MADONNA FAHİŞE SENDROMU NEDİR ?

Yoğun anlamlar yüklü deneyim cinsellik ! Baktığımızda konu çoğunluk için önemlidir ama kimse konuşmaya cesaret edemez. Ayıplanır, yadırganır. Ben hangi akla hizmet yürek yedim de yazıyorum derseniz eğitimler alıyoruz konuyla alakalı, zaten beni bilen biliyor, bitmiyor eğitimlerin ardı arkası. Hep böyle devam etsin hâlimden çok memnunum. Boşanma danışmanlığı da olacaktı, bu ara çok yoğunum o biraz bekleyecek. Tekrarına denk gelirim eğitimin diye umut ediyorum. Neyse işte cesaretim eğitimden kaynaklı yani, uzun lafın kısası budur durum...

 Kadın ya da erkek olsun kişilik tercihlerinin ; ilişkiyi kurma biçiminde ve yaşam tarzını belirlediğine etkisi olduğunda anlaşalım.

İnsanı yöneten dürtüler; bilinç dışı ve ihtiyaçların farkındasızlığı ile takıntılı bir ilişkiye girmeye yönlendirebilir. Bazen bilinçli ve bazen de bilinçsiz bir şekilde cinsel ilişkiden kaçma söz konusu olabilir. Karınızı çok seviyor ya da kocanızı çok seviyor olsanız da bazen cinsel hayatınız başladığı gibi veyahut arzu ettiğiniz gibi devam edeceği anlamına gelmiyor.

Evlendikten sonra çok değişti? Kaçımız duyduk bunu arkadaş sohbetlerinde ?

Peki soruyu şöyle düzeltelim mi?

Evlendikten sonra çoğu kişinin kişilik değiştirmesinin nedeni nedir?

Birçok parametre söz konusudur. Fakat Freudyen bir yaklaşımla ele almak istiyorum cevabı...

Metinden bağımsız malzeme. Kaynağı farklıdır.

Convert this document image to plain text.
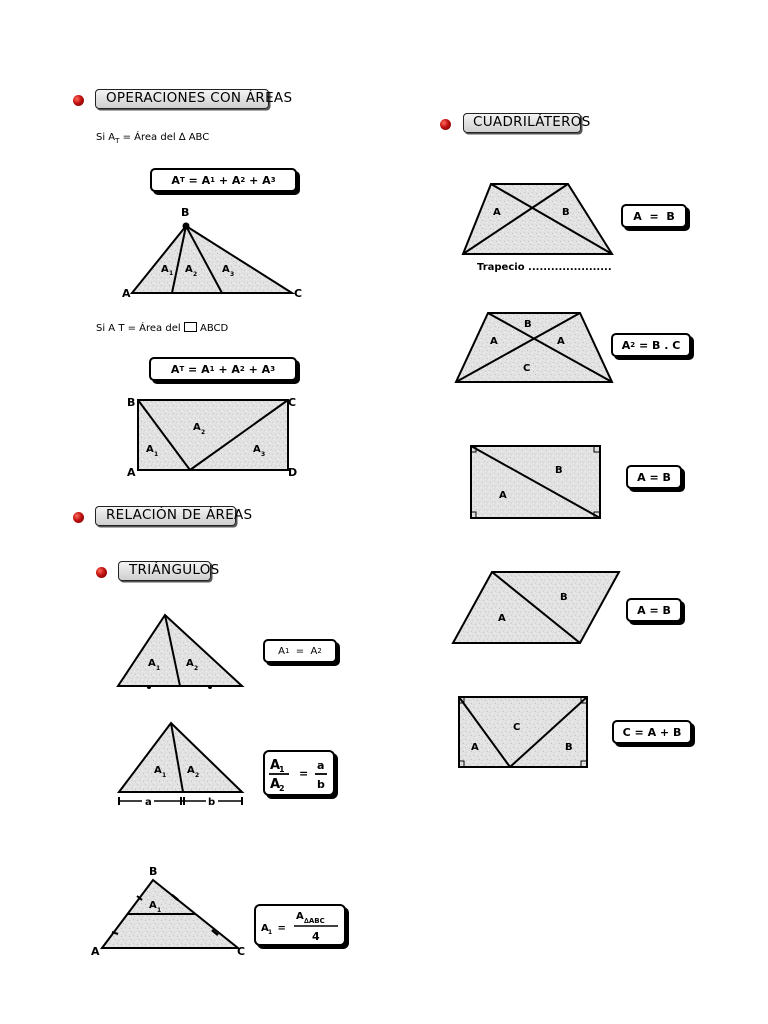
OPERACIONES CON ÁREAS
Si $A_T$ = Área del ∆ ABC
A T = A 1 + A 2 + A 3
B
A	C
A 1 A 2 A 3
Si A T = Área del  ABCD
A T = A 1 + A 2 + A 3
B	C
A	D
A 1
A 2
A 3
RELACIÓN DE ÁREAS
TRIÁNGULOS
A 1	A 2
A 1 = A 2
A 1 A 2
a	b
A
1
A
2
=
a
b
B
A	C
A 1
A 1 =
A ∆ABC
4
CUADRILÁTEROS
A	B
Trapecio ......................
A  =  B
B
A	A
C
A 2 = B . C
B
A
A = B
B
A
A = B
C
A	B
C = A + B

Dünyayı algılayış biçimimizin, erken çocukluk döneminden etkilenerek şekillendiğini anımsarsak cevabı bulmuş olacağız. Yaşamımızda güvenli ve güvensiz oluşumuzun ya da sevilip sevilmediğimizin kabul gördüğü zaman dilimi hiç şüphesiz erken çocukluk dönemine aittir.

Bastırılmış duygular zincirlerini evlilik döneminde kırabilir ve evlilikte sorunları ortaya çıkarabilir. Büyük sorunların temelinde de genellikle cinsellik baş rolü oynuyor. Kadın ya da erkek bilinçli ya da bilinçsiz, oluşacak sorunu  tetikleyebiliyor. Örneğin kadının hamileliği sırasında cinsel ilişkiye girmenin çocuğa zarar vereceği düşüncesi, ( Uyarı: Riskli gebelik dönemi dışında uzmanlar ilişkiye girmenin sakıncasından söz etmiyor. Böyle bir dönem geçiriyorsanız mutlaka doktorunuzdur ve o sizi en doğru şekilde yönlendirecektir.) hamilelik sonrası kadındaki fizyolojik değişimden ötürü kendini beğenmemesi ya da erkeğin kadını çocuğun doğumundan sonra kutsal ; “anne- eş” olarak görmesi ve farkında olmaksızın cinsellikten uzaklaşması gerçekleşebiliyor.

 Doğum yaptıktan sonra eşine karşı; “annem gibi bir kadınla evliyim”duyguları besleyen  bir erkek, muhtemelen yok sayıldığı aile ortamında büyümüş ve cinsel kimliğin gelişmeye başladığı dönemden olumsuz etkilenmiştir.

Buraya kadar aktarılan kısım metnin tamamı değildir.